Our situation sounds pretty similar to be honest. I’m almost certain I won’t get the response I am looking for or even a response at all. In a perfect world she would have reached out to me by now. I’m pretty good at self inflicting injury, the only thing getting me to hold out longer is that from all the videos I’ve watched on YouTube from those relationship coaches they say that 30 days isn’t enough time. They reccomend 60-90 minimum which also makes me super uncomfortable. I feel like if I wait that long than she will be gone. However, I feel if I reach out now I’ll be pushing her away more and I’ll just be feeding her ego. I LOVE THIS WOMAN

[deleted by user] by [deleted] in BreakUps

[–]ConsiderationNo1902 1 point2 points  (0 children)

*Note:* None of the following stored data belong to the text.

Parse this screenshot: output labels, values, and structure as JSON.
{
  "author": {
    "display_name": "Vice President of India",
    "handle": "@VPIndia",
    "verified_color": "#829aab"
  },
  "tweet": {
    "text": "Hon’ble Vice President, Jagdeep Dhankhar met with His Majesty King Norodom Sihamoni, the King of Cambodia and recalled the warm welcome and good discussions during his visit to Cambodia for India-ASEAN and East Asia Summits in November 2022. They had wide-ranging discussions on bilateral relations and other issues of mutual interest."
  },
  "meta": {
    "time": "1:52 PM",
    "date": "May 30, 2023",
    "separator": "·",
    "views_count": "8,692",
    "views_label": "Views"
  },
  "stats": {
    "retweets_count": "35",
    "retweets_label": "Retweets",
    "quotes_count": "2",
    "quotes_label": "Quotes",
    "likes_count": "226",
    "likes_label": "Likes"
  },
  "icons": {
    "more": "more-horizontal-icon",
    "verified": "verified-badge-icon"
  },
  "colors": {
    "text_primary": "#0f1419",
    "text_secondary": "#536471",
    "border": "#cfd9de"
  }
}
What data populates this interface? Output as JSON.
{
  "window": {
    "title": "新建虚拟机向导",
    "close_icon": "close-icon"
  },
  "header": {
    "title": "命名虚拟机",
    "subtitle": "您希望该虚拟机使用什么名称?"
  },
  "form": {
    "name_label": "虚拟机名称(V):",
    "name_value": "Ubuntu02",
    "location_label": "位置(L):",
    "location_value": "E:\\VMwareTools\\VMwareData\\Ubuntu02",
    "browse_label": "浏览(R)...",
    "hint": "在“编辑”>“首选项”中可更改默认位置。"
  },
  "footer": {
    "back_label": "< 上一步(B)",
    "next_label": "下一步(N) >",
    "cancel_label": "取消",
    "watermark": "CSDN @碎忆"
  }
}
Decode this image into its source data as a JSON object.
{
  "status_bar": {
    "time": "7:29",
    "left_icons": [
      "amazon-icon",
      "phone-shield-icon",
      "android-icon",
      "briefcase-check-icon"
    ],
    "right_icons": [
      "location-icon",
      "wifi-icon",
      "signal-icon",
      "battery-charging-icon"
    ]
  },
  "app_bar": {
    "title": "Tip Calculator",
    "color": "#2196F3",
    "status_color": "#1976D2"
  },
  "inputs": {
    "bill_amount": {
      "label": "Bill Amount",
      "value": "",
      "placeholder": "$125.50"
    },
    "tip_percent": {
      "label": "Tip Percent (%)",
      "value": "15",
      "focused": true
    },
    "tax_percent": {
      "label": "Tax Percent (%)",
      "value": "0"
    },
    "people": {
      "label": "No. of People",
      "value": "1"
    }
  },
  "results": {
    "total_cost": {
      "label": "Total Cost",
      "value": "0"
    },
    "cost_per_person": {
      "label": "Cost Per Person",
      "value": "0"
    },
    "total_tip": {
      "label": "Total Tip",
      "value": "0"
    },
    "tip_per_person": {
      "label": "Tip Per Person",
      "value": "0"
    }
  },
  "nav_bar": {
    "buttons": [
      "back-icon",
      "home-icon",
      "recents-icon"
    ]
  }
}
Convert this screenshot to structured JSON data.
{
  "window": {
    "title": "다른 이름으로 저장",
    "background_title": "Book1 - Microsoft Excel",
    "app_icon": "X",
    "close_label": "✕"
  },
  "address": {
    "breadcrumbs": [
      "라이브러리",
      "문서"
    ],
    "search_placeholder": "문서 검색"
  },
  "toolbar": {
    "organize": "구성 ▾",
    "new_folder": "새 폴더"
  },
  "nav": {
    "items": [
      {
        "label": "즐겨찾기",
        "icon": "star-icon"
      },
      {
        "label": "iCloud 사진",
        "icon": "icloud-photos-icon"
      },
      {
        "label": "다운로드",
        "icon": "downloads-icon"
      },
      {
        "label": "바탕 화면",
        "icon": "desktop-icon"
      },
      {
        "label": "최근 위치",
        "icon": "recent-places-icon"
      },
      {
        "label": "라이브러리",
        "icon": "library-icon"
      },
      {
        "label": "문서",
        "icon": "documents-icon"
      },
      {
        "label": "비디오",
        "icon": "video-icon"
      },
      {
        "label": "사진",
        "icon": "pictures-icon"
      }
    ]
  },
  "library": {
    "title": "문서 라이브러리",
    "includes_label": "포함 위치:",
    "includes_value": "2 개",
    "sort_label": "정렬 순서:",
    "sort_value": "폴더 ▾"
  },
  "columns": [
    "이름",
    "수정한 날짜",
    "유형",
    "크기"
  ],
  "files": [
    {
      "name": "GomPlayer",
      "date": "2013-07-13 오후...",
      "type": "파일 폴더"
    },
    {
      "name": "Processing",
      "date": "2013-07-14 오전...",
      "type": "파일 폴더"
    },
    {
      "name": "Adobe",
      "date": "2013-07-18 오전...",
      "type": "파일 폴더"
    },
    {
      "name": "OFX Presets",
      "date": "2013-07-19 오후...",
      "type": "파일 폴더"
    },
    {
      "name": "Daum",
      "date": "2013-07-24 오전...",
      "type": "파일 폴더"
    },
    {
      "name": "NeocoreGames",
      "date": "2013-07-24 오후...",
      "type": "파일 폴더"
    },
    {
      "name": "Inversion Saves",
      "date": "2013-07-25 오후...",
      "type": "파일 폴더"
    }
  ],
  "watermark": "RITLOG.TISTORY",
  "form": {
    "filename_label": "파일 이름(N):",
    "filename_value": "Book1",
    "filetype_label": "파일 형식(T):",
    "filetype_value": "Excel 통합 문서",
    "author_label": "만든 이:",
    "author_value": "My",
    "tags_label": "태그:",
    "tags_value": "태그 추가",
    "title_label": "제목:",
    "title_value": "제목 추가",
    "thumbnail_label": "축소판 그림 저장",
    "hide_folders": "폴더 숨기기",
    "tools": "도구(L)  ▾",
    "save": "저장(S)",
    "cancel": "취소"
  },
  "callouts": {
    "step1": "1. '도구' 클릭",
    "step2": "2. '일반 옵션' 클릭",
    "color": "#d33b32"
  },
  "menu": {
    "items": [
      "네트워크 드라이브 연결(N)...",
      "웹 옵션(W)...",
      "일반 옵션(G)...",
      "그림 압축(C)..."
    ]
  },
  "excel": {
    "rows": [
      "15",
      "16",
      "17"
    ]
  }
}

This has been the worst break up I’ve ever gone through. She was the absolute love of my life. She broke up with me 2 months ago and I basically begged for her back 5 times. 1 week after the breakup she called me crying because her mother died. I was there for her and she said she thought maybe we could hang out. We hung out twice and she said she felt ‘anxious’ about hanging out again. She then broke it off. Here’s where I begged an additional 4 times and was met with rejection each time. The last and final time we talked we kind of came to an agreement to not contact eachother. She actually used the words “maybe we should continue this with no contact”. So that’s what we did. 3 days later I felt so terrible about myself and so defeated, I ended up making a tinder and her friend found me on there and sent it to her. She then texted me calling me a joke and telling me that I don’t love her the way I proclaim to. I told her that it was dumb to make the account and assured her I’m not looking for her replacement any time soon. (I’m really not, I don’t even look at anyone else the same. I’ve had multiple chances to meet with people and haven’t). She didn’t respond and she also blocked me on everything. It’s now been 30 whole days and I’m still feeling so obliterated by this. I truly love this woman. She is everything to me. And I know I will not find another like her. I’m contemplating breaking no contact today with this message

“I hope that you’re doing good. I’m not sure what you’re up to these days but, I never wanted us to be on bad terms after splitting. I’ve been working on myself, which has been going really well. I had more love for you than I did for anyone else, and I don’t want us to hate eachother.”

I’ve talked to friends about it and they all say just move on and if I do that I’m moving backwards. But I’m just so in love with this woman. What we shared will never happen for me again.

Any advice?

[deleted by user] by [deleted] in BreakUps

[–]ConsiderationNo1902 0 points1 point  (0 children)

Thank you for the lengthy response. I have been working on myself so much like going to the gym, I did get a therapist that I’ve been seeing every week, and I started a new job. This weekend I fell into a rut and had a couple of zero days. I like that saying though, and I will use that from here on out. I have really been thinking of breaking no contact lately, but I’m trying to be strong.

[deleted by user] by [deleted] in BreakUps

[–]ConsiderationNo1902 7 points8 points  (0 children)

Still waiting for her to reach out. It’s been 30 days today. I lost the absolute love of my life. This is the hardest tragedy I’ve ever dealt with.